• A daily summary of global reports on security issues.
One raid in Marseilles and Avignon led to nine arrests and a seizure of guns and ammunition by the French police, Agence France-Presse reported. In another operation, three men were arrested, two in Marseilles and one in Bordeaux, after their contact information was found in the cellphone of a French-Algerian man arrested in Italy this weekend with a bombmaking kit, Bloomberg Businessweek reported.
Western governments are concerned that Al Qaeda is turning to sympathizers who hold citizenship in Western countries to assist Al Qaeda operatives in carrying out terrorist attacks in Western Europe. The nine arrested in Marseilles and Avignon were suspected of trafficking arms and explosives. The search for weapons, which is continuing, has so far turned up at least one Kalashnikov automatic rifle, a pump-action shotgun, two knives, and ammunition. Three other men arrested in Marseilles and Bordeaux are suspected of offering housing and false identity papers to foreigners trying to enter France, The New York Times reported.
All of those arrested are reported to have ties to radical Islamic groups, although no one has said the arrests are linked, the Times reported.
The arrests come after the US issued a travel alert for Western Europe over the weekend, concerned that there is an increased likelihood of attack. France has said that it is on "high alert" and faces a serious threat of attack, Al Jazeera reported.
Brice Hortefeux, the French interior minister, said the threat of an attack in the country was "real."
"Yes, there is a terrorist threat at the moment in Europe. It must be neither overestimated nor underestimated," he said. "The threat is real, our vigilance is total and every French person must know that we're doing everything to ensure their security and their protection."
French intelligence has issued warnings about Al Qaeda in the Islamic Maghreb, an arm of Al Qaeda that is based in North Africa and is considered a graver threat than Osama bin Laden in many European capitals, Radio France International reported.

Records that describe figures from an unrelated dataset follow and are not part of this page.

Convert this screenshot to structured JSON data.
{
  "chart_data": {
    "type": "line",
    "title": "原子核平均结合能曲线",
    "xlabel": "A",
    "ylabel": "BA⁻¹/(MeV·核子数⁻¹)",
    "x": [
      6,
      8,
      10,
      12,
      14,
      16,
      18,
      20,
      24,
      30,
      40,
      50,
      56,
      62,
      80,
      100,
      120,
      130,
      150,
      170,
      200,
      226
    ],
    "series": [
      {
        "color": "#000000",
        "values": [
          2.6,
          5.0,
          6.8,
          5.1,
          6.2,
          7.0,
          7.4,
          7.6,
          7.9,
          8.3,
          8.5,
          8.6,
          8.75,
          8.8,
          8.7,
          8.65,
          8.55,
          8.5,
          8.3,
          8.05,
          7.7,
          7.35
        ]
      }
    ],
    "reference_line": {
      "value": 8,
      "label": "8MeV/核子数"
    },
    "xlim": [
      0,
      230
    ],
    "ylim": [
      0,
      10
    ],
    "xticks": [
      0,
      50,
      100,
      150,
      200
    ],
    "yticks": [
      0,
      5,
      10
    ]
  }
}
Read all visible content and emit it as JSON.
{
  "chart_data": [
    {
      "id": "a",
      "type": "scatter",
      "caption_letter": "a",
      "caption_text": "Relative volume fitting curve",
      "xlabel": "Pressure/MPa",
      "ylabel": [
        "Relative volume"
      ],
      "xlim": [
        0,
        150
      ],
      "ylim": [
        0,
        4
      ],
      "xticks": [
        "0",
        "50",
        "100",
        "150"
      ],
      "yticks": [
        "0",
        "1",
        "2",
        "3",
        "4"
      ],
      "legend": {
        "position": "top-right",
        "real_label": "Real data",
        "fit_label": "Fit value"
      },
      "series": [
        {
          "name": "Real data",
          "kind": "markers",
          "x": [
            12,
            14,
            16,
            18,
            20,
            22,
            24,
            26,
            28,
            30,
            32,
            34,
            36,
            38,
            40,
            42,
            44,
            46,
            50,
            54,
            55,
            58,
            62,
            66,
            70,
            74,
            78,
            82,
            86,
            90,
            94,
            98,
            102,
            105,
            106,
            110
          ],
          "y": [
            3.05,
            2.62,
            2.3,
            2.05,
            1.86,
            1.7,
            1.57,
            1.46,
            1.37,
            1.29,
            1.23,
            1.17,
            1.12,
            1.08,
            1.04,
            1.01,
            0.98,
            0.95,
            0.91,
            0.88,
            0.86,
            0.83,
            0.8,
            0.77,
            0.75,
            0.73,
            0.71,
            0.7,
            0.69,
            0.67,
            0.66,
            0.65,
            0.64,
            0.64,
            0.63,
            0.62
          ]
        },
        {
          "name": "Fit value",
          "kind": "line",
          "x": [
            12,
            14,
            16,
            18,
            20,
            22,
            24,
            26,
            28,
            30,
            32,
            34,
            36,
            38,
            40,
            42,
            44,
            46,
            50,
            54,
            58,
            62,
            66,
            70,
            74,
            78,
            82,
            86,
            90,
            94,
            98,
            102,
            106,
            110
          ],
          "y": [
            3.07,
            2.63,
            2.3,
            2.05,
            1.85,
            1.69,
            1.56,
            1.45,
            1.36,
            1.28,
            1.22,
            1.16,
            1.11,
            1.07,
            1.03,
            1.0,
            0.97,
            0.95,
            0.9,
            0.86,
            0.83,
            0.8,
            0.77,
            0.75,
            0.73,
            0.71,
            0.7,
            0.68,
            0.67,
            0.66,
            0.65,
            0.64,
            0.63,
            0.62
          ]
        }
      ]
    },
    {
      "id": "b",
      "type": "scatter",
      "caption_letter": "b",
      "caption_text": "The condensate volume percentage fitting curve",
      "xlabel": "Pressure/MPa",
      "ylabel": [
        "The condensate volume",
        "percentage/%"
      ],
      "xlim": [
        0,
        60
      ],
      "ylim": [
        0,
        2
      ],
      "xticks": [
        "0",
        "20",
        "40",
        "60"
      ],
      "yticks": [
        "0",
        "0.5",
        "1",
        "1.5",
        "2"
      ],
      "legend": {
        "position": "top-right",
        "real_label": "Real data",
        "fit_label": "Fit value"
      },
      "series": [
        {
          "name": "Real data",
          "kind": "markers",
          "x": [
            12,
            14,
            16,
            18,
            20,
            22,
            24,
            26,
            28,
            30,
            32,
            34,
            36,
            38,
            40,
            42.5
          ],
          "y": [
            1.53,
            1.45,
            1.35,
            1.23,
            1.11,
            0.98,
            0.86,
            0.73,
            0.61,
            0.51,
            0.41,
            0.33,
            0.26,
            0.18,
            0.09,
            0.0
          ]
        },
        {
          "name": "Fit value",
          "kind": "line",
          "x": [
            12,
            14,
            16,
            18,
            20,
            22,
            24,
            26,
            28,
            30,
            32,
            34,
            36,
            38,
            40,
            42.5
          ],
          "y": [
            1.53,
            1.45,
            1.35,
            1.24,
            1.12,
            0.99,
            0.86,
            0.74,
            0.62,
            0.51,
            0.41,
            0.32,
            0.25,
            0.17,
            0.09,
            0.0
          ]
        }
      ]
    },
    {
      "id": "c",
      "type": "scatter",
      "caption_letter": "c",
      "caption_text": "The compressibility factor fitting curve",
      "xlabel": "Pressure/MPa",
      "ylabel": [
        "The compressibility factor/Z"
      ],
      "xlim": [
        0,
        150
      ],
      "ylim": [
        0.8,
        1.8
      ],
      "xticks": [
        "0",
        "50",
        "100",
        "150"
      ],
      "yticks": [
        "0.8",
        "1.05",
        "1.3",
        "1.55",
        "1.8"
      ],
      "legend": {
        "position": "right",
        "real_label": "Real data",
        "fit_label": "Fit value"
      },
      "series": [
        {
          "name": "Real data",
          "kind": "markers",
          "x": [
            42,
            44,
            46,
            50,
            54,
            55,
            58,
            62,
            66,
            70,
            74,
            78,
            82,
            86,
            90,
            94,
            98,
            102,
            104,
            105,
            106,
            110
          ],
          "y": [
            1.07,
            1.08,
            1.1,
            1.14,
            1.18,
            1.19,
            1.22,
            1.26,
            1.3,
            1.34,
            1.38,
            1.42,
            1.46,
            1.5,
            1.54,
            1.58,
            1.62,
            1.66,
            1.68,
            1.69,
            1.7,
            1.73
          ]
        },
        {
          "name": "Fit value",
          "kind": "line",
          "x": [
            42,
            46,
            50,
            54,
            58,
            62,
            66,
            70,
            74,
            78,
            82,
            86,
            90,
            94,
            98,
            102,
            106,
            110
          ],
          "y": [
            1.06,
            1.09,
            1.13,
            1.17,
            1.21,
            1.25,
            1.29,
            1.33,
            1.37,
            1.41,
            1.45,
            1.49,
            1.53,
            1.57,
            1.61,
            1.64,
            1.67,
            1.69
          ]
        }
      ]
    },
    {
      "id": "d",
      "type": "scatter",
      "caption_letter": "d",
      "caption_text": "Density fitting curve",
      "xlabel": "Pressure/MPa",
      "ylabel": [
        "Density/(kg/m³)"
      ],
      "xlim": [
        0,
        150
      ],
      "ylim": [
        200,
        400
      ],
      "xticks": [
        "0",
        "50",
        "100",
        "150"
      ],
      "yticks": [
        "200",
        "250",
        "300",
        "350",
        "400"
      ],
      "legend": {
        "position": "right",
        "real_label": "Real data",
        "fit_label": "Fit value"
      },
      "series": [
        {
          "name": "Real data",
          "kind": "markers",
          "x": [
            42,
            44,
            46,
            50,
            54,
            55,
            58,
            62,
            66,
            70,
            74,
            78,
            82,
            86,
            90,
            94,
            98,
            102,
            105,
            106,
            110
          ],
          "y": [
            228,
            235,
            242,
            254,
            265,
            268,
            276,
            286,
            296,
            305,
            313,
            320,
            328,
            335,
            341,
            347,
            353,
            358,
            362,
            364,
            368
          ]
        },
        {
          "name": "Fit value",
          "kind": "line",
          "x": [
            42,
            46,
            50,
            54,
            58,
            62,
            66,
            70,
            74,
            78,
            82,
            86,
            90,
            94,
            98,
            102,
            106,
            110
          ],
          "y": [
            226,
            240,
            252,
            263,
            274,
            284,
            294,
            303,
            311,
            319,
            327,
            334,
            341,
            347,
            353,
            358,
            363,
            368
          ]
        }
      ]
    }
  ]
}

France has been especially on edge since last week, when it was disclosed that US, German, French, and British intelligence had thwarted Al Qaeda plans for a Mumbai-style terror attack on European cities. France has also recently received warnings that an attack on the public transit system is likely, The Christian Science Monitor reported last week.
The terror warnings have put Europe on alert and caused France, which prides itself in taking something of a phlegmatic view of the threat of terrorism, to increase its terror alert to “red plus” – the second-highest level. France's uncharacteristic caution could signal the seriousness of recent threats, say security analysts, and suggests a new attitude emerging in France toward security.